I Was A Teenage Dungeon Master

A few blogs ago I referred to my shady past as a role playing games fanatic. I feel that it is now sufficiently far in the past that I can speak out about it.

Sufficiently far in the past and – I should add – sufficiently rehabilitated.

The world has come on a long way from believing that Dungeons and Dragons promoted Satanism – see Tom Hanks’ 1982 movie debut “Mazes and Monsters” for details.

It has even made it through the assumption that anybody who engages in such activities is a sad, lonely spree-killer in waiting who will never have sex with a human partner – thanks in large part to the triumph over the nerds over popular culture. The internet and video games have, in some way, made my wasted adolescence acceptable – nay, even avant-garde – in glorious retrospect.

Now, the weekends my friends and I squandered pretending to be wizards – in our own heads, FFS – or moving little lead men around bedroom floors in completely heavily carpet-distorted “battles” is deemed evidence of our “old skool” credentials rather than of our blatant social ineptitude and weirdness. 

Hell, we were in it long before every town had a Games Workshop. We had to get to Nottingham if we wanted goblins to paint.

I could have spent those five or six years learning something useful. Like how to speak to girls. Or how to enjoy physical exercise.

Or becoming an expert in anything – ANYTHING – other than the fighting statistics of imaginary monsters or lists of magic spells.

So I am not celebrating any après-la-lettre cultural vindication. Even if it's ok to like dragons now thanks to Game of Thrones, it was certainly NOT ok to like dragons back in the early 1990s. 

I still regard that period of my life as a very poor use of my finite lifetime. That’s not to say I didn’t have fun – I just had no appreciation of what other kinds of fun were out there.

Anyway, back to the title of the blog. Unless you were playing D&D – or rather Advanced D&D, because D&D was for thickos – the referee was a gamesmaster. I ran our group’s AD&D campaign though, so I was – formally – the dungeon master.

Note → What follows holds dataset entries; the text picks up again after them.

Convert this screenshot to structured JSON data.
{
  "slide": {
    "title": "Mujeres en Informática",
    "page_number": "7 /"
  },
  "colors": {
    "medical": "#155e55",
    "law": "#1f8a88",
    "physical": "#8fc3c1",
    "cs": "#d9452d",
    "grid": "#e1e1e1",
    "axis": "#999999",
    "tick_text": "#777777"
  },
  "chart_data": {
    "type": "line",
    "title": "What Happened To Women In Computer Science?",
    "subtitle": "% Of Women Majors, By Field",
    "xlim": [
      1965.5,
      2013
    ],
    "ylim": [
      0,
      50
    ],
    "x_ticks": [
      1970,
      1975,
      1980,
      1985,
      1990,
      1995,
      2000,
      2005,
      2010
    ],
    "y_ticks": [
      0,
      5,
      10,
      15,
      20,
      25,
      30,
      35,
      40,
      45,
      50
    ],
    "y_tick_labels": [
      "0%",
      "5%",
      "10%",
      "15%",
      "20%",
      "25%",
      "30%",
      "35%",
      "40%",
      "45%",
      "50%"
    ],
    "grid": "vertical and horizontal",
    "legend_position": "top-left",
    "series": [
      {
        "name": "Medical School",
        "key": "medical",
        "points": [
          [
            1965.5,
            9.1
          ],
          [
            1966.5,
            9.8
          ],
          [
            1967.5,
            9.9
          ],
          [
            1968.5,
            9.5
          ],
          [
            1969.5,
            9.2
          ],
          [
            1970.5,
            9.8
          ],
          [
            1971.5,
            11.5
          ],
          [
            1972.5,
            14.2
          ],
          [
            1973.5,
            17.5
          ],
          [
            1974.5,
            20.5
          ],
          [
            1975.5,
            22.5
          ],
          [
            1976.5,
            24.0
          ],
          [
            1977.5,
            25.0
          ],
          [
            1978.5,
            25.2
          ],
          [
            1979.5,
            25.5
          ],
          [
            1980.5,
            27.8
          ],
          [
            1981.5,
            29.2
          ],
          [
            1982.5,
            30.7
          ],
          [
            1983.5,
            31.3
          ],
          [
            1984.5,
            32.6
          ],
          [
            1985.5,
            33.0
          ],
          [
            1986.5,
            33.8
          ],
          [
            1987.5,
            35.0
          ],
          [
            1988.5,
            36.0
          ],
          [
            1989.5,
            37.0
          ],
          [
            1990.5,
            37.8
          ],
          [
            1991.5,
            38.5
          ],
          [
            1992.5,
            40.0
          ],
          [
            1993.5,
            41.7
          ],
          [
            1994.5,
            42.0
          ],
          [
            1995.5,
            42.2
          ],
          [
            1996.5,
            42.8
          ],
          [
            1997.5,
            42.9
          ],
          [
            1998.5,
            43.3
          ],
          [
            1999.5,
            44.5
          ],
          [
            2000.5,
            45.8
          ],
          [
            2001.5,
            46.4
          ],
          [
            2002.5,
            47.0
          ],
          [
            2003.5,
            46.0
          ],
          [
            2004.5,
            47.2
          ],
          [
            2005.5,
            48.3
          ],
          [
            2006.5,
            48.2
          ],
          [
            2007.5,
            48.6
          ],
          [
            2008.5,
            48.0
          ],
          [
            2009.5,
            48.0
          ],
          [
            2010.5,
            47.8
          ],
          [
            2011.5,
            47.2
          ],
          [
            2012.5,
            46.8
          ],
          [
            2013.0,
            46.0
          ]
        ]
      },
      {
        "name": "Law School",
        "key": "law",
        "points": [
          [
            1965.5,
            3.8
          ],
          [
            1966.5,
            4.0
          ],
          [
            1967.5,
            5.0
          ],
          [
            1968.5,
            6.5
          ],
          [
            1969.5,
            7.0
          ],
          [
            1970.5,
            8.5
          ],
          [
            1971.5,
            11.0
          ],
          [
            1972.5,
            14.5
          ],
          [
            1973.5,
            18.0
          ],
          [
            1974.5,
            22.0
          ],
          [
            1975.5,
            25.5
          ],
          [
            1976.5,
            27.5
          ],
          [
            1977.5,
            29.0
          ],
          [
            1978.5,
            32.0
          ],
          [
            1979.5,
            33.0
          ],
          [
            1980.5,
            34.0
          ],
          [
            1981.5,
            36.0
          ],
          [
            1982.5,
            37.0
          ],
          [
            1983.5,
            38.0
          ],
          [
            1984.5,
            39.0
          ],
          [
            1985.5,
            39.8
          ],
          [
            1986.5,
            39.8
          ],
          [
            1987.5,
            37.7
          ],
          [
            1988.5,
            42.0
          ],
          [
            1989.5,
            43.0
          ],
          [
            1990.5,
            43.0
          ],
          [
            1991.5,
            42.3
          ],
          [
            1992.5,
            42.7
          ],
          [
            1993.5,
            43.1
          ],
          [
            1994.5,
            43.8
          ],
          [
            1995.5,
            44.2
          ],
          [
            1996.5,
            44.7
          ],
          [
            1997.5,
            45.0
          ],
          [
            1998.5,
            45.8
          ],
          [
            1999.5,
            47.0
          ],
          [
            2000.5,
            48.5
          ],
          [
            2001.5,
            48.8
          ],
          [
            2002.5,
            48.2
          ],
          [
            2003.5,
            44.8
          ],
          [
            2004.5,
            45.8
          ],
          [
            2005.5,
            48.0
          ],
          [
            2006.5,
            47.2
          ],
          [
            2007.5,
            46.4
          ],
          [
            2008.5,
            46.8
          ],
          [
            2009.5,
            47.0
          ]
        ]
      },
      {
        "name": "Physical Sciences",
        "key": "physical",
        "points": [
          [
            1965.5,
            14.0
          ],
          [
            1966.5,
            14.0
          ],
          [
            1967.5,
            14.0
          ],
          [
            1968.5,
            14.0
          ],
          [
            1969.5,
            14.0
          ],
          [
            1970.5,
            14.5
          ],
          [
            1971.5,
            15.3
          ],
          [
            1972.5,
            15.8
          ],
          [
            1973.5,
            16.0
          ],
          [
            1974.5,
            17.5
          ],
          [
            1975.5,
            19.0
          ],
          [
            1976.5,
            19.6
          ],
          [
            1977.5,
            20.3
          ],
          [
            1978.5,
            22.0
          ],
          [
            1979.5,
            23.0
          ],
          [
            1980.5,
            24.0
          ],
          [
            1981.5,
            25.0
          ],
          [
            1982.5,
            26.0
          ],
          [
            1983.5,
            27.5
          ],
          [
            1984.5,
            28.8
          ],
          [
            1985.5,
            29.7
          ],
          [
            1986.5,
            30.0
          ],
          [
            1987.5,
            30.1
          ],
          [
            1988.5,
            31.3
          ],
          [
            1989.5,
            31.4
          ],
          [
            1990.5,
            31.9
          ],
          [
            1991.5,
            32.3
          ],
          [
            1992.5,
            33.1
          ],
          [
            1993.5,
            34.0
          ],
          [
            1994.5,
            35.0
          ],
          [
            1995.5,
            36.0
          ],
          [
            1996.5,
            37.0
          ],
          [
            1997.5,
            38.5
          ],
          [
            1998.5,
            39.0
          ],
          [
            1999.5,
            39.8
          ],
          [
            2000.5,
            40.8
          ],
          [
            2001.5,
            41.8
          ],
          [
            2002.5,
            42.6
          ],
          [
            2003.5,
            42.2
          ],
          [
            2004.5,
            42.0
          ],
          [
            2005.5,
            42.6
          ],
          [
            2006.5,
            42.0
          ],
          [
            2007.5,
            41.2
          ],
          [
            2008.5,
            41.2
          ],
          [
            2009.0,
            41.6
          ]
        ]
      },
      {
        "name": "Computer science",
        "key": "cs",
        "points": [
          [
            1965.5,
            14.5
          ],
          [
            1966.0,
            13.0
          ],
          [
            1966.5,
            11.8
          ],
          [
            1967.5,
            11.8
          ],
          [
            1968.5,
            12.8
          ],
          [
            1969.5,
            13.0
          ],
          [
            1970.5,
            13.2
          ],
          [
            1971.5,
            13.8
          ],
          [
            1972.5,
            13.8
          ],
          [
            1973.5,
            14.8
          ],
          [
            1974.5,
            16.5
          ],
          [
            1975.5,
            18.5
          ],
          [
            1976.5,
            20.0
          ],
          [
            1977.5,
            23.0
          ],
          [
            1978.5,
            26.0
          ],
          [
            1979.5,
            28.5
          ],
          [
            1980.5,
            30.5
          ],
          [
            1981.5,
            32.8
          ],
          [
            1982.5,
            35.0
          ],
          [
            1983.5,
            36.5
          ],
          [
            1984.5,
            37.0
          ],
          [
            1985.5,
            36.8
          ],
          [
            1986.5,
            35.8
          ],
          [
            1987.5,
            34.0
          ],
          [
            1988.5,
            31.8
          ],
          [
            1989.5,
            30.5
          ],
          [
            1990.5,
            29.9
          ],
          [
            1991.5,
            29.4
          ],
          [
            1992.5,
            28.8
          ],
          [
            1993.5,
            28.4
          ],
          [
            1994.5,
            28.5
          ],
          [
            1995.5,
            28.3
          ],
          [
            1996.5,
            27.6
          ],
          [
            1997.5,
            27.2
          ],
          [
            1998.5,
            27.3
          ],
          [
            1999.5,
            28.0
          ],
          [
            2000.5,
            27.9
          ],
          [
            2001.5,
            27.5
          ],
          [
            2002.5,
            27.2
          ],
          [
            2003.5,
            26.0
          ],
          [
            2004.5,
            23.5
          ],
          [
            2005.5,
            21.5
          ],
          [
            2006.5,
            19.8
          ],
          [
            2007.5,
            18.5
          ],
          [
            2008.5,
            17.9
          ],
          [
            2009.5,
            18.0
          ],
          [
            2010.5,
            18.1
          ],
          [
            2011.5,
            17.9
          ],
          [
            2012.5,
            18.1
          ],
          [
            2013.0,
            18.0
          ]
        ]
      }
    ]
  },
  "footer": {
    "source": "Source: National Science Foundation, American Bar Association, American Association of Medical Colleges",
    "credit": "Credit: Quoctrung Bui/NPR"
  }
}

At the time, that was not a funny name to us. It denoted this guy:


Not this guy:

Being the dungeon master meant that I had to come up with the stories and challenges and whatnot, while my friends played characters in the world I had dreamed up – barbarians, clerics, assassins etc.

In retrospect, I can’t figure out why we just kept buying more and more of these different games – so as to play the same basic “swords and sorcery” scenario under yet another set of rules.

It’s always swords: anything involving guns had to confront the problem that getting shot usually results in swift death (or at best, immediate incapacitation) no matter how many experience points you have.

That’s why sci-fi is best suited to wargaming rather than role playing – because it doesn’t immediately mean you have to go home (or outdoors) if your little space marines or chaos squats in exo armour die in droves.

At least I got out in good time, thanks to the greater attractions offered by underage drinking and paid employment. It’s a slippery slope – one day you’re a teenage dungeon master, the next you’re a middle-aged English Civil War re-enactor.